Urteil vom Amtsgericht Mettmann - 9 Ls 204/09
Tenor
Der Angeklagte ist des gemeinschaftlichen Diebstahls schuldig.
Ihm wird aufgegeben, binnen 3 Monaten ab Rechtskraft dieses Urteils eine Geldbuße von 400 € an Verein O zu zahlen.
Es wird davon abgesehen, dem Angeklagten die Kosten des Verfahrens aufzuerlegen. Er hat seine notwendigen Auslagen selbst zu tragen.
§§ 242 Abs. 1, 25 Abs. 2 StGB, 1, 105 ff.
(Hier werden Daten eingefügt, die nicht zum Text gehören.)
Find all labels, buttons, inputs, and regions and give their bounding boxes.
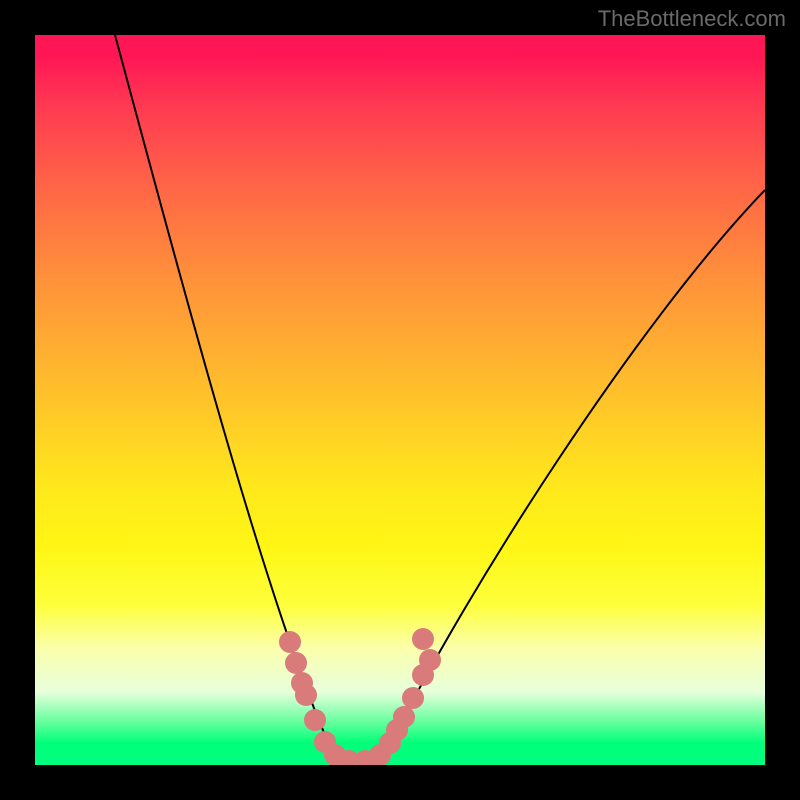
optimal-marker xyxy=(279,631,301,653)
chart-svg xyxy=(35,35,765,765)
optimal-marker xyxy=(304,709,326,731)
optimal-marker xyxy=(295,684,317,706)
optimal-marker xyxy=(285,652,307,674)
watermark-text: TheBottleneck.com xyxy=(598,6,786,32)
chart-plot-area xyxy=(35,35,765,765)
optimal-marker xyxy=(412,628,434,650)
optimal-marker xyxy=(393,706,415,728)
optimal-marker xyxy=(419,649,441,671)
optimal-markers-group xyxy=(279,628,441,765)
optimal-marker xyxy=(402,687,424,709)
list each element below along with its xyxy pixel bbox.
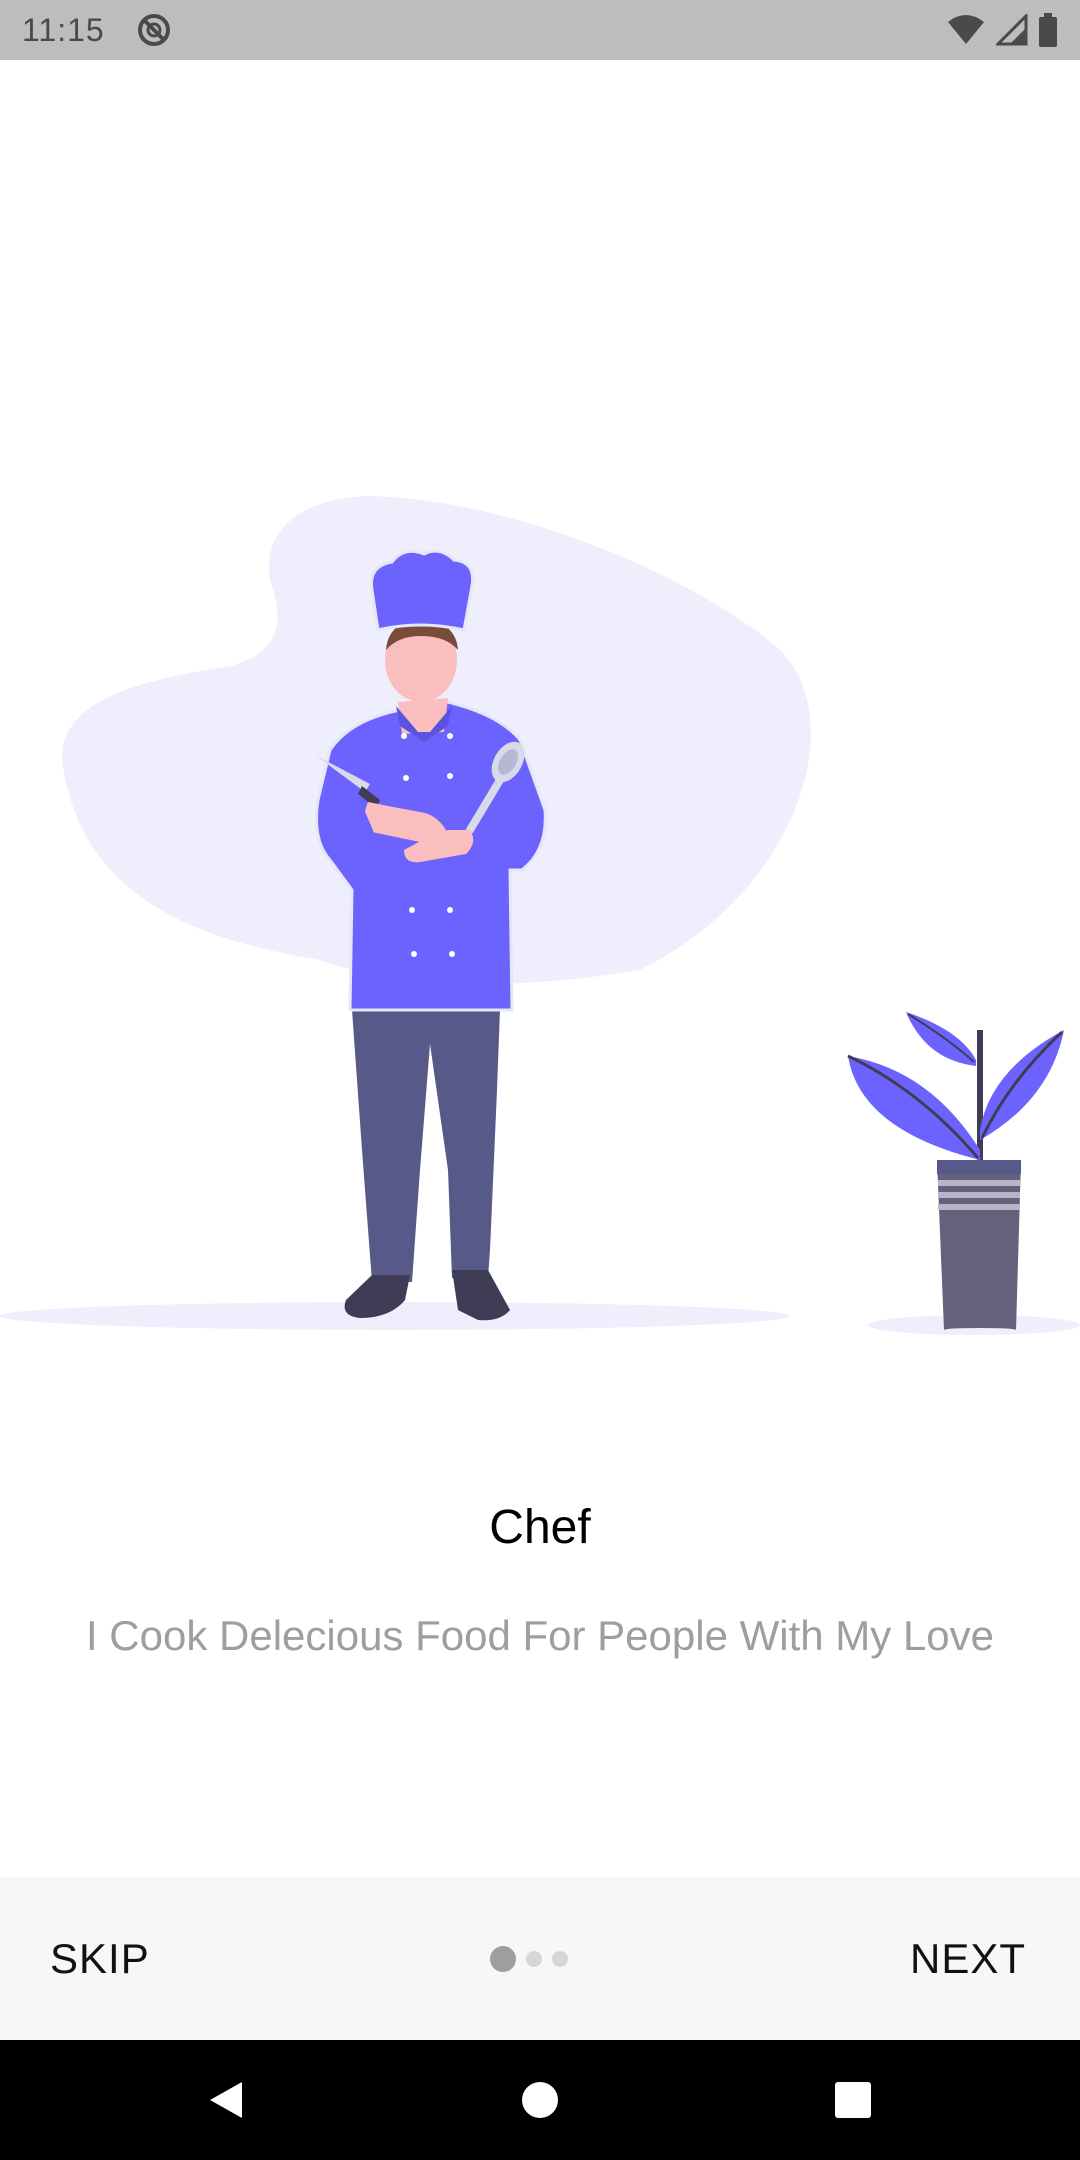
status-time: 11:15 <box>22 11 105 48</box>
onboarding-bottom-bar: SKIP NEXT <box>0 1877 1080 2040</box>
home-button[interactable] <box>470 2040 610 2160</box>
wifi-icon <box>948 15 984 44</box>
page-dot[interactable] <box>526 1950 542 1967</box>
recents-button[interactable] <box>783 2040 923 2160</box>
signal-icon <box>996 14 1028 46</box>
next-button[interactable]: NEXT <box>910 1877 1026 2040</box>
chef-illustration <box>0 496 1080 1335</box>
page-dot-active[interactable] <box>490 1945 516 1972</box>
recents-icon <box>835 2082 871 2118</box>
page-indicator <box>490 1877 568 2040</box>
status-icons <box>946 13 1058 47</box>
onboarding-subtitle: I Cook Delecious Food For People With My… <box>85 1612 995 1659</box>
system-navigation-bar <box>0 2040 1080 2160</box>
plant-figure <box>847 1012 1064 1330</box>
status-bar: 11:15 <box>0 0 1080 60</box>
data-saver-icon <box>137 14 170 46</box>
back-button[interactable] <box>156 2040 296 2160</box>
back-icon <box>210 2082 242 2118</box>
skip-button[interactable]: SKIP <box>50 1877 150 2040</box>
onboarding-screen: 11:15 Chef I Cook Delecious Food For Peo… <box>0 0 1080 2160</box>
battery-icon <box>1039 13 1057 47</box>
page-dot[interactable] <box>552 1950 568 1967</box>
home-icon <box>522 2082 558 2118</box>
onboarding-title: Chef <box>489 1501 591 1554</box>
JGG.
1
Gründe:
2- Abgekürzt nach § 267 Abs. 4 StPO –
3I.
4Der heute 22 Jahre alte Angeklagte ist das fünftälteste Kind von insgesamt sechs Kindern der türkischen Eheleute Z. Er hat die Hauptschule B besucht und absolvierte diese mit dem Hauptschulabschluss nach Klasse 10. Danach machte er eine zweijährige Ausbildung zum Maschinen- und Anlagenführer. Er hat sodann die Fachoberschulreife erworben und beginnt nunmehr eine Arbeitsstelle als Produktionshelfer bei der Firma W in Kassel.
5Der Angeklagte lebt im Haushalt der Familie, er wird in der neuen Arbeitsstelle voraussichtlich ein Nettoeinkommen zwischen 1500 und 1800 € erzielen. In seiner Freizeit beschäftigt er sich mit dem Computer.
6Strafrechtlich ist der Angeklagte bislang wie folgt in Erscheinung getreten:
7Am 07.11.2007 verurteilte ihn das Amtsgericht Mettmann (9 Ls ####/##) wegen gemeinschaftlicher gefährlicher Körperverletzung zu einer Freiheitsstrafe von einem Jahr unter Strafaussetzung zu Bewährung. Das Urteil ist rechtskräftig seit dem 15.11.2007.
8Am 24.06.2009 verurteilte ihn das Amtsgericht Mettmann(9 Ls ####//##) wegen Bedrohung zu einer Geldstrafe von 90 Tagessätzen zu je 11 €.
9II.
10In der Hauptverhandlung vom 01.12.2010 konnten folgende Feststellungen getroffen werden:
11Am 24.09.2008 entwendete der Angeklagte gemeinschaftlich mit den gesondert verfolgten P und D aus den Auslagen der Firma T in Velbert, S-straße , eine DVD-Sammlung, zwei Rasierer, zwei Packungen Marlboro-Zigaretten sowie 26 Kondome im Wert von 170,74 €. Die Kondome steckte der Angeklagte Onstein in seine Jutetasche, die übrigen Gegenstände verstaute der Angeklagte in seiner Kleidung. Zur Tatzeit hatte der Angeklagte ein Drogenproblem sowie finanzielle Schwierigkeiten, aus diesem Grunde hat er die Sachen mitgenommen. Ihm kam es darauf an, sich die Sachen zuzueignen, ohne dafür zu bezahlen
12III.
13Der Angeklagte ist glaubhaft geständig.
14IV.
15Aufgrund des vorstehend genannten Sachverhalts hat sich der Angeklagte des im Tenor genannten Vergehens nach den dort genannten Strafvorschriften schuldig gemacht.
16V.
17Der Angeklagte war zur Tatzeit Heranwachsender. Da sich Entwicklungsverzögerungen nicht ausschließen lassen, war auf ihn noch das Jugendstrafrecht anzuwenden. Schädliche Neigungen konnten nicht festgestellt werden. Um dem Angeklagten deutlich das Unrecht der Tat vor Augen zu führen und auf ihn erzieherisch einzuwirken, erschien es dem Gericht ausreichend, aber auch erforderlich, ihm die Zahlung einer Geldbuße an eine gemeinnützige Einrichtung aufzuerlegen. Weitere Erziehungsmaßregeln sind nicht notwendig, da der Angeklagte an einer Drogenberatung teilgenommen hat und nach glaubhaften Angaben keinerlei Betäubungsmittel mehr konsumiert.
18VI.
19Die Kostenentscheidung beruht auf §§ 74 JGG, 465 StPO.